Treatment and prognosis:

 The patient’s age, general health, and medical history determine specific treatment for cholecystitis.  The treatment is also dependent on extent of the disease and the patient’s Preferences and tolerance to medications and procedures. Treatment for acute cholecystitis usually involves a hospital stay to reduce stimulation to the gallbladder. Antibiotics are administered to reduce inflammation and/or fight infection. The treatment may also use drugs made from bile salts to dissolve stones. A low-fat diet and pain management prove beneficial.  Sometimes, the gallbladder is surgically removed (cholecystectomy), usually by laparoscopy (Paran et al. 2006). Keus et al. (2006) explain that the aims of cholecystectomy in acute cholecystitis are threefold symptom relief, prevention of progression to complications, and prevention of recurrences of gallbladder disease.
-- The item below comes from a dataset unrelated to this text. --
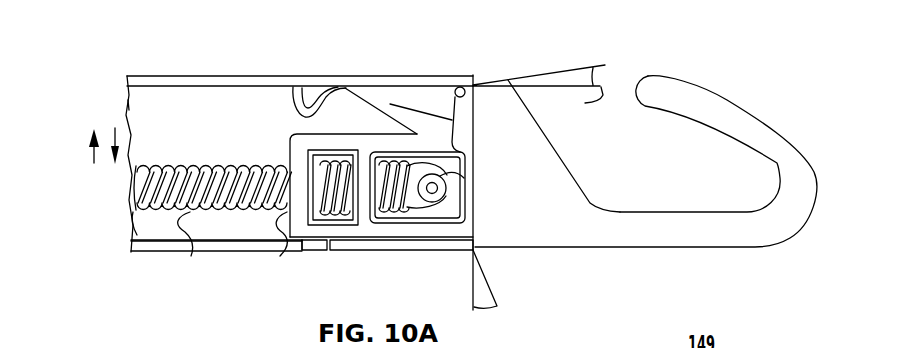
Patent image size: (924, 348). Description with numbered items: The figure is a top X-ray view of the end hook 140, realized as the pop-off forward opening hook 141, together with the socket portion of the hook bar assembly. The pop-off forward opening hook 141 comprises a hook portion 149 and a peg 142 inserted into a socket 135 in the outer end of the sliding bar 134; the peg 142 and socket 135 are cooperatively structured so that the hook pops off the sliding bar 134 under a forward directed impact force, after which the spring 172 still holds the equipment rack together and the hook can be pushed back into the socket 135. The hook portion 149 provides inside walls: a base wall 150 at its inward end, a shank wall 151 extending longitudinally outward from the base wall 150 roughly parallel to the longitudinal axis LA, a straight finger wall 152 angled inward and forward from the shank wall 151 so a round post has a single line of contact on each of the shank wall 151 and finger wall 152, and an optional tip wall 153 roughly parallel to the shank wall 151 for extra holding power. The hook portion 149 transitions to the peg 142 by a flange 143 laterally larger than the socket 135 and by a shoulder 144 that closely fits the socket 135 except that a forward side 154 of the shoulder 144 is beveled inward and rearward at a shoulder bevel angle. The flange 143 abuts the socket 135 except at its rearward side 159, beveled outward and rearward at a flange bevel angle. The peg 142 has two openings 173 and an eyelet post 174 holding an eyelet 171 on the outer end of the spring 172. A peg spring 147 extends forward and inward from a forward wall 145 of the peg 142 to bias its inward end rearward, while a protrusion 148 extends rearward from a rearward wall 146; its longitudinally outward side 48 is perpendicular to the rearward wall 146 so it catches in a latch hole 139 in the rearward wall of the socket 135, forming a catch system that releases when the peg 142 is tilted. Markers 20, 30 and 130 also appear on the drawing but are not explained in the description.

Cheng et al. (2004) caution that a high-density gallbladder wall sign is not only a specific sign for acute cholecystitis but also a guarded predictor for acute gangrenous cholecystitis. If acute cholecystitis is confirmed and the risk of surgery is small, the gallbladder is usually removed within 24 to 48 hours after symptoms start. If necessary, surgery can be delayed for 6 weeks or more while the attack subsides. Delay is often necessary for people with a disorder that makes surgery too risky (such as a heart, lung, or kidney disorder). If a complication such as an abscess, gangrene, or perforated gallbladder is suspected, immediate surgery is necessary. In acute acalculous cholecystitis, immediate gall bladder removal is necessary (Paran et al. 2006). The overall prognosis for cholecystitis is favorable. In some individuals, complications may arise if other organs are involved. Gallstones can return to the bile duct system after surgical removal of the gallbladder. Some patients experience pain even after removal of gall bladder (Paran et al 2006). It may be due to the malfunction of the sphincter of Oddi that control the flow of bile and pancreatic secretion. The other causes of pain, like gall bladder attack, may be small stones in the ducts, peptic ulcers, or irritable bowel syndrome.

Summary and Conclusion:

The gall bladder inflammation is effectively diagnosed by combined clinical and radiologic examinations.  Although the imaging modalities are sensitive to diagnosis of AC, physicians normally request scans by more than one technique for enhanced accuracy.  The researchers differ in this regard.  They believe a single technique that correlates well with clinical and histological examination is sufficient.  Some researchers also emphasise that modification of techniques to visualize exclusive signs of AC is desired (Kalimi et al; Cheng, Ng, and Shih 2004).   For example, signs such as gallbladder wall thickening, gallbladder distention, and, pericholecystic fluid are present in patients not having AC. A CT technique without contrast enhancement revealed a hyperdense gall bladder wall as a high probable sign of acute gangrenous cholecystitis.  Such patients should be given immediate treatment (Cheng et al. 2004). The acceptance of laparoscopic cholestectomy has reduced complications due to AC.